ALBANY, N.Y. (AP) — New York lawmakers are considering whether to strip away pieces of the broad legal shield they gave nursing homes, hospitals and other healthcare facilities to fend off lawsuits and criminal prosecutions over coronavirus care.
The Democrat-led Legislature agreed to the wide-ranging protection in early April, when the virus was raging in New York.
But now, with the virus surge tamed and the state reckoning with the nation's highest death toll — more than 25,000 confirmed coronavirus fatalities statewide, including over 6,500 in nursing homes and other long-term care facilities — many lawmakers are having second thoughts.
A proposal that could pass the state Assembly as soon as Thursday would notably narrow the legal immunity provisions, though it doesn't go as far as some backers originally sought.
"This is a good step in restoring the rights of patients and nursing home residents while also protecting the frontline workers at healthcare facilities," said Assembly sponsor Ron Kim, a Queens Democrat who initially proposed a broader repeal of the protections. He said the current version would still hold healthcare facilities "accountable for failing to prevent the spread of COVID-19 or arranging for proper care of COVID patients."
Nursing homes and hospitals are fighting the proposal. Some say it could hamper care during potential future coronavirus surges that could again stretch health care to the limits, with volunteers and medical students caring for patients in makeshift hospitals.
"The public and the state expect these actions to be taken to meet the extraordinary needs of New Yorkers during a pandemic," Kenneth Raske, president of the influential Greater New York Health Association, wrote to lawmakers Tuesday. "These actions should be protected … Without them, it may be very difficult for hospitals, New York state and local governments to recruit highly skilled volunteers during future COVID-19 surges."
At least 15 states have provided health facilities and/or providers some safeguard from lawsuits arising from the coronavirus crisis, but New York went unusually far.
"There was a very wide immunity granted when the pandemic was at its peak in New York," said state Sen. Mike Gianaris, a Queens Democrat who supports narrowing the protections. "I think now we've learned a lot more, and we can make sure people are not harmed by their health systems and have recourses if they are."
The immunity measure woven into the state budget in April was drafted by Raske's group, which has spent millions on lobbying and political donations over the last few years.
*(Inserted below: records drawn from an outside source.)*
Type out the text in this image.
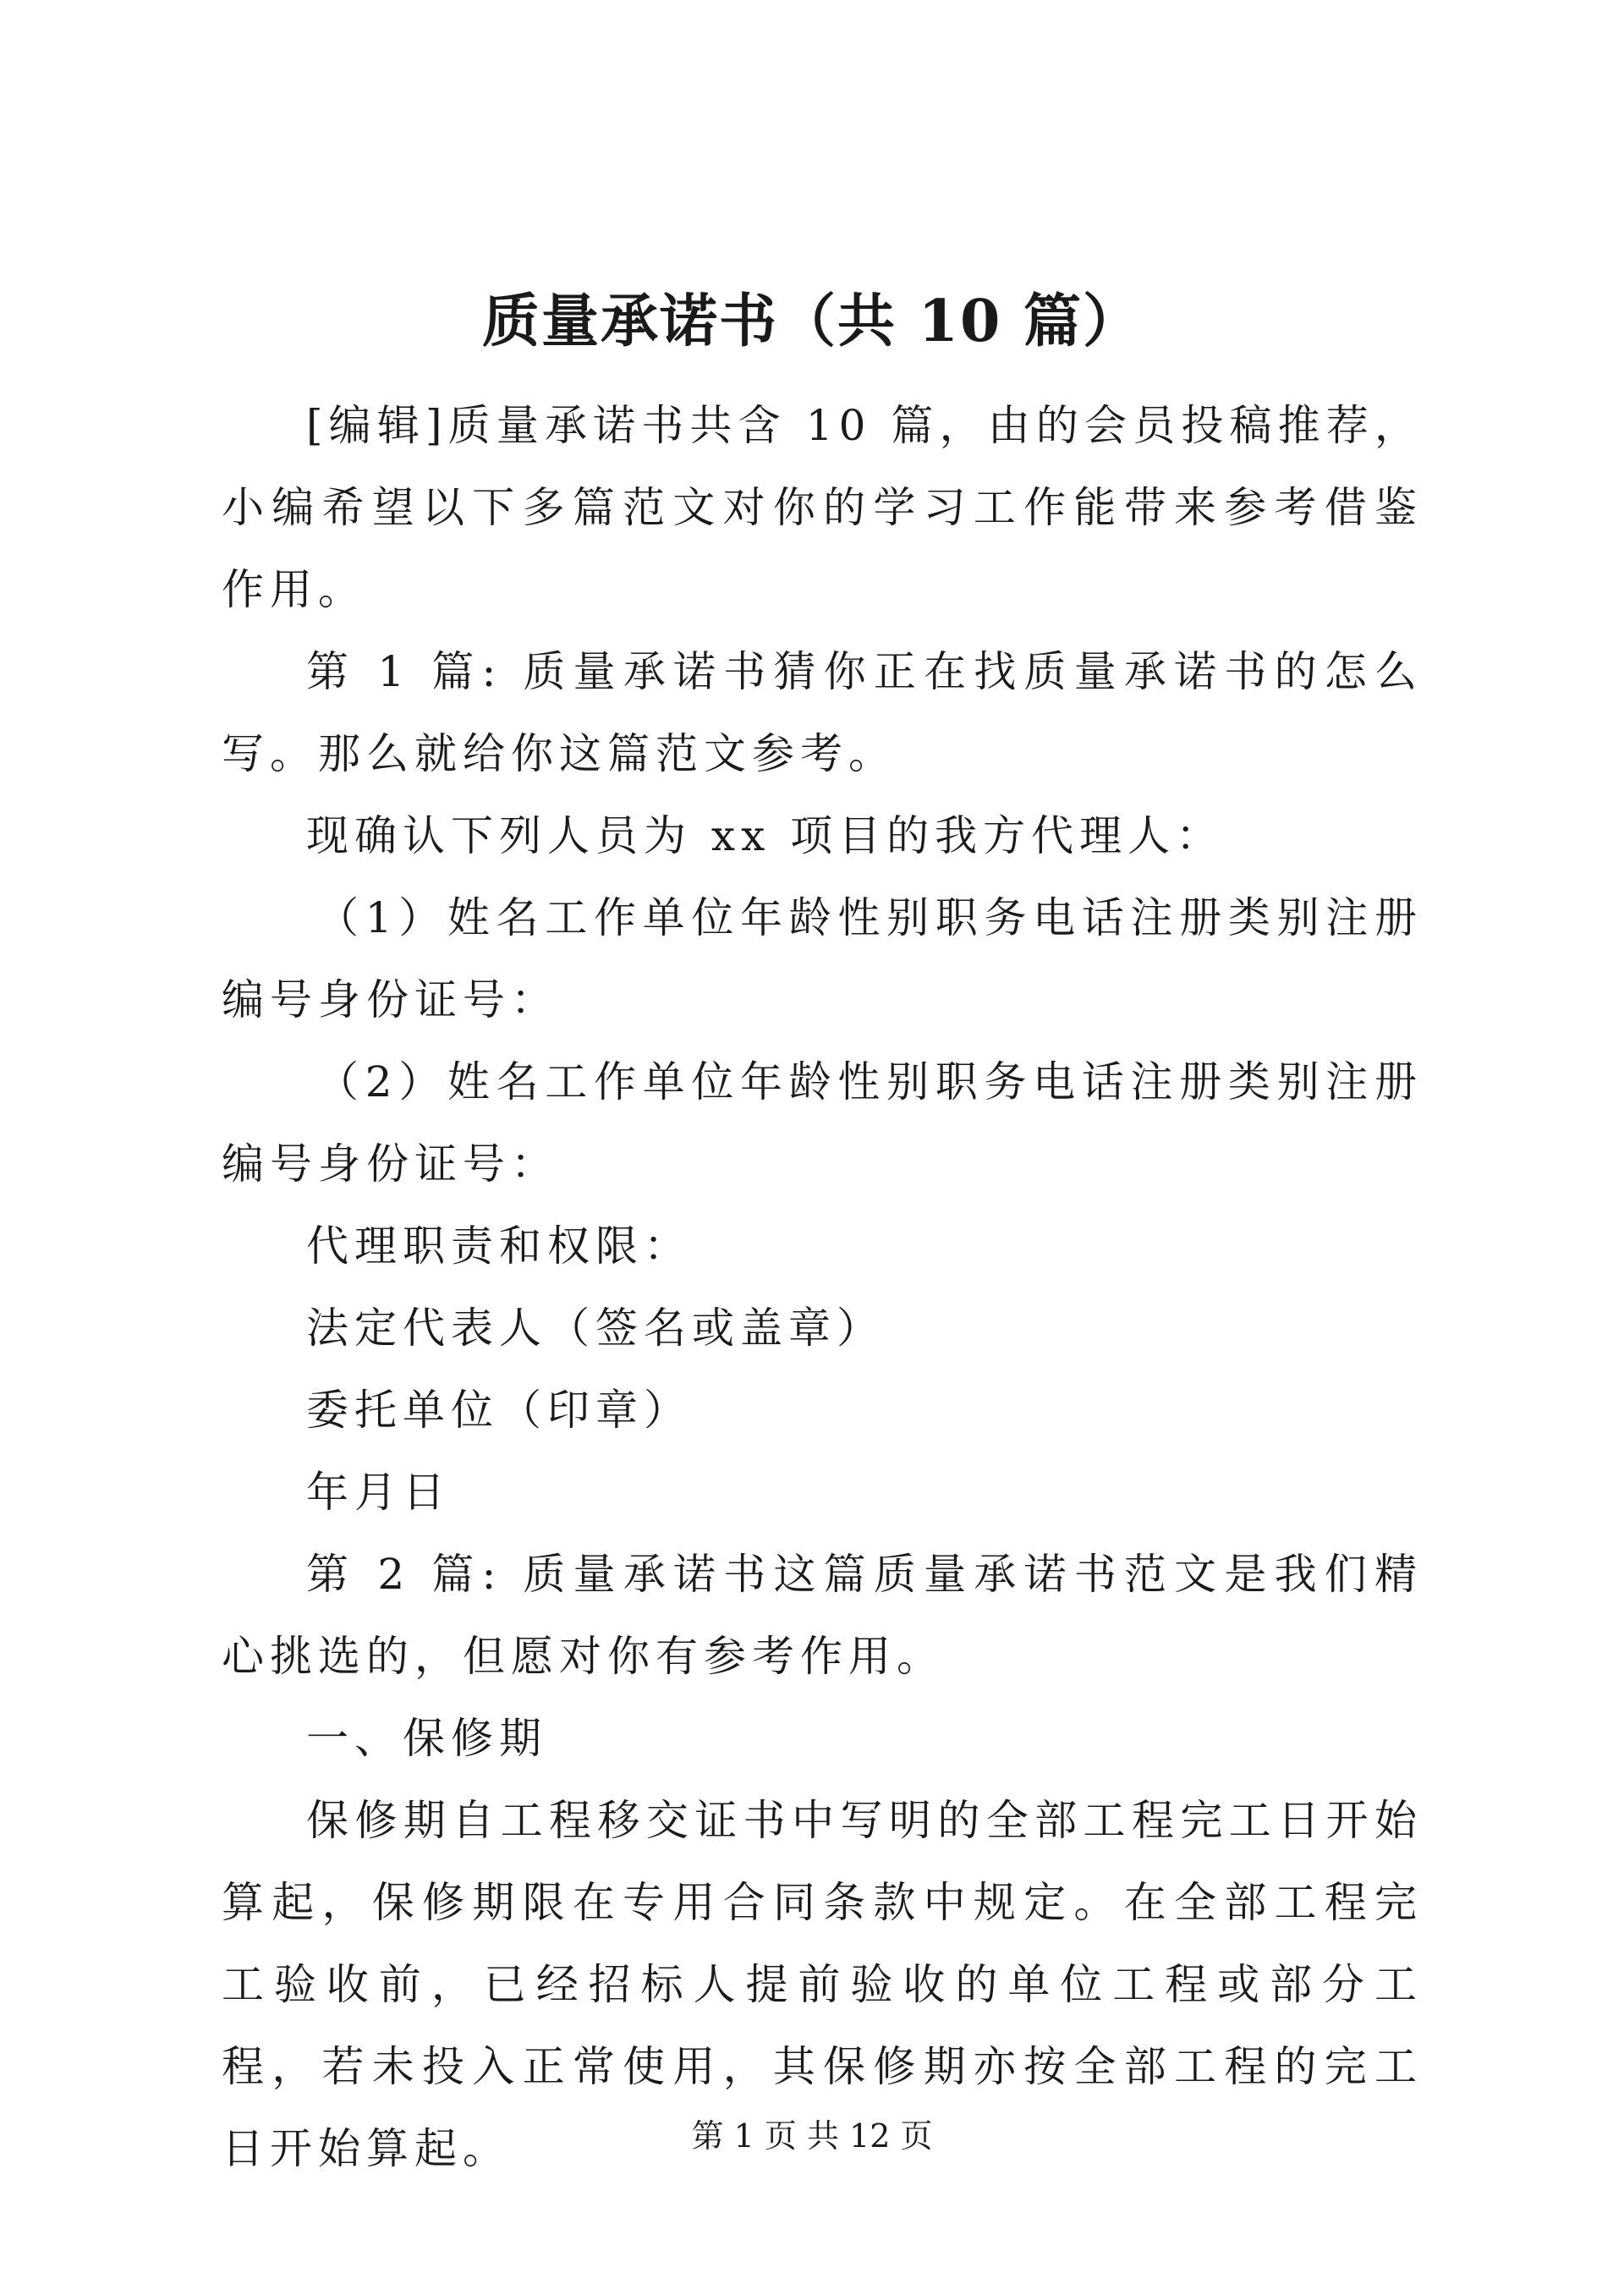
质量承诺书（共 10 篇）

[编辑]质量承诺书共含 10 篇，由的会员投稿推荐，小编希望以下多篇范文对你的学习工作能带来参考借鉴作用。

第 1 篇: 质量承诺书猜你正在找质量承诺书的怎么写。那么就给你这篇范文参考。

现确认下列人员为 xx 项目的我方代理人：

（1）姓名工作单位年龄性别职务电话注册类别注册编号身份证号：

（2）姓名工作单位年龄性别职务电话注册类别注册编号身份证号：

代理职责和权限：

法定代表人（签名或盖章）

委托单位（印章）

年月日

第 2 篇: 质量承诺书这篇质量承诺书范文是我们精心挑选的，但愿对你有参考作用。

一、保修期

保修期自工程移交证书中写明的全部工程完工日开始算起，保修期限在专用合同条款中规定。在全部工程完工验收前，已经招标人提前验收的单位工程或部分工程，若未投入正常使用，其保修期亦按全部工程的完工日开始算起。	第 1 页 共 12 页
The legislation was uncommon in applying to both lawsuits and criminal prosecutions during the COVID-19 emergency.
It allowed legal action for gross negligence, willful criminal misconduct and some other egregious misdeeds, but specified that staffing or equipment shortages wouldn't qualify.
Democratic New York Gov. Andrew Cuomo's administration has said the measure was needed to get all the pieces of the health care system to work collaboratively in the crisis. Nursing home residents' advocates, plaintiffs' lawyers and some lawmakers said it made it too difficult to hold the homes accountable and benefited them at the expense of their vulnerable residents.
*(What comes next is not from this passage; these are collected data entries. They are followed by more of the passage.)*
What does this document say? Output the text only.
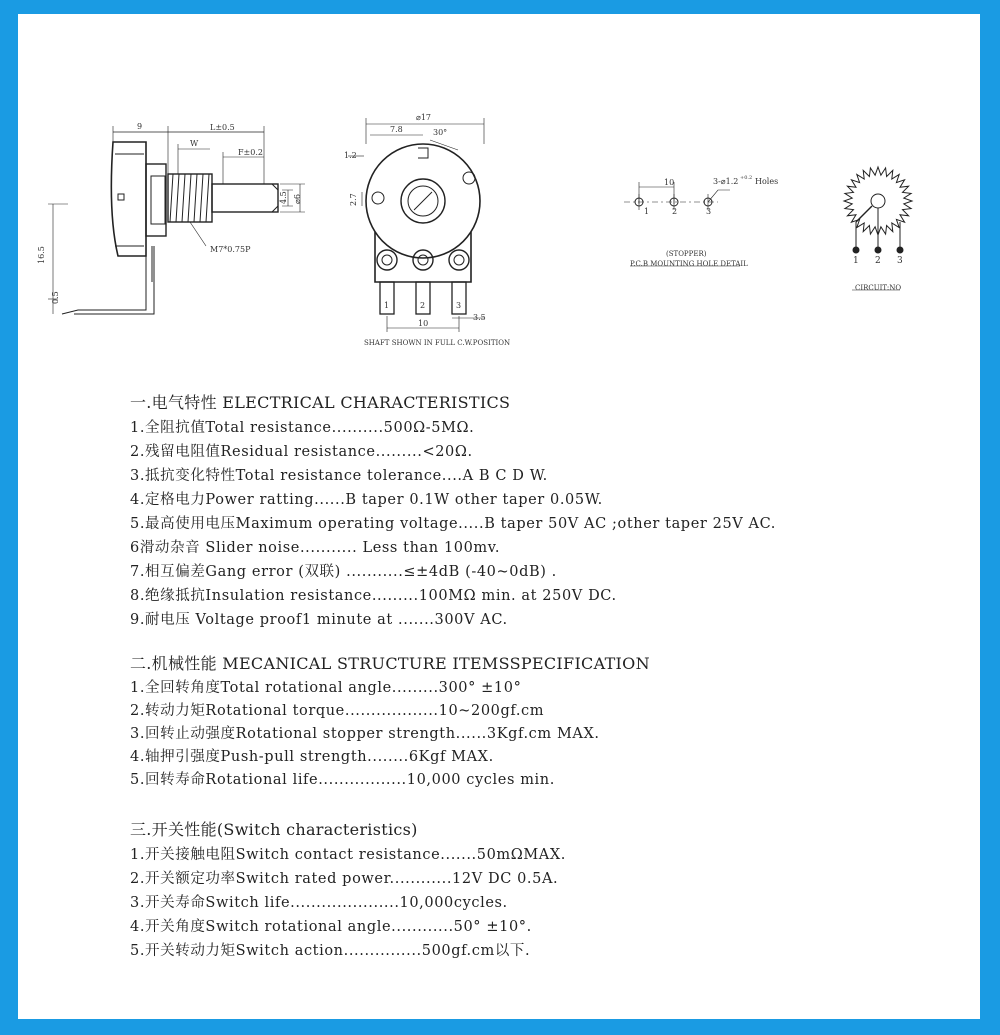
9	L±0.5
W
F±0.2
16.5
0.5
4.5 ⌀6
M7*0.75P
⌀17
7.8	30°
1.2
2.7
1	2	3
10
3.5
SHAFT SHOWN IN FULL C.W.POSITION
10	3-⌀1.2 +0.2 Holes
1	2	3
(STOPPER)
P.C.B MOUNTING HOLE DETAIL	1 2 3
CIRCUIT:NO
一.电气特性 ELECTRICAL CHARACTERISTICS
1.全阻抗值Total resistance..........500Ω-5MΩ.
2.残留电阻值Residual resistance.........<20Ω.
3.抵抗变化特性Total resistance tolerance....A B C D W.
4.定格电力Power ratting......B taper 0.1W other taper 0.05W.
5.最高使用电压Maximum operating voltage.....B taper 50V AC ;other taper 25V AC.
6滑动杂音 Slider noise........... Less than 100mv.
7.相互偏差Gang error (双联) ...........≤±4dB (-40~0dB) .
8.绝缘抵抗Insulation resistance.........100MΩ min. at 250V DC.
9.耐电压 Voltage proof1 minute at .......300V AC.
二.机械性能 MECANICAL STRUCTURE ITEMSSPECIFICATION
1.全回转角度Total rotational angle.........300° ±10°
2.转动力矩Rotational torque..................10~200gf.cm
3.回转止动强度Rotational stopper strength......3Kgf.cm MAX.
4.轴押引强度Push-pull strength........6Kgf MAX.
5.回转寿命Rotational life.................10,000 cycles min.
三.开关性能(Switch characteristics)
1.开关接触电阻Switch contact resistance.......50mΩMAX.
2.开关额定功率Switch rated power............12V DC 0.5A.
3.开关寿命Switch life.....................10,000cycles.
4.开关角度Switch rotational angle............50° ±10°.
5.开关转动力矩Switch action...............500gf.cm以下.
The new proposal leaves many of the protections intact. But it newly makes clear they apply only to care provided for COVID-19 itself, not to other problems that may happen to occur during the pandemic — a fall that injures a negligently monitored nursing home resident who doesn't have the virus, for example.
Supporters say the change would keep facilities from using the crisis to skirt responsibility for unrelated misdeeds. But a leader of a big New York nursing home group says it's shortsighted and unfair.
Staff and protective equipment shortages and testing limitations didn't affect virus patients alone, said Stephen Hanse, president of the New York State Health Facilities Association. He said the proposal "fails to understand the vast impacts this virus imposed upon all residents, staff and providers."
The proposal also makes changes that Kim said would allow for some lawsuits over care arrangements, such as hospitals releasing patients to nursing homes unprepared to care for them.
More than 6,300 recovering coronavirus patients were sent from hospitals to New York nursing homes during the height of the pandemic, under a now-reversed state policy that has engendered much debate. Among the points of contention: Some homes and industry groups have said facilities were overwhelmed but believed the policy compelled them to admit the patients, while Cuomo has said homes shouldn't have accepted the patients if unable to take proper care of them.
Asked Wednesday about the proposal to narrow health care facilities' legal protections, Cuomo said he "could see the rationale" for allowing suits over matters unrelated to coronavirus care but needed to see the details.
Care home residents' advocate Richard Mollot called the proposal "a step in the right direction."
"Nursing home residents deserve more — not less — protections from abuse and neglect," said Mollot, who runs the Long Term Care Community Coalition.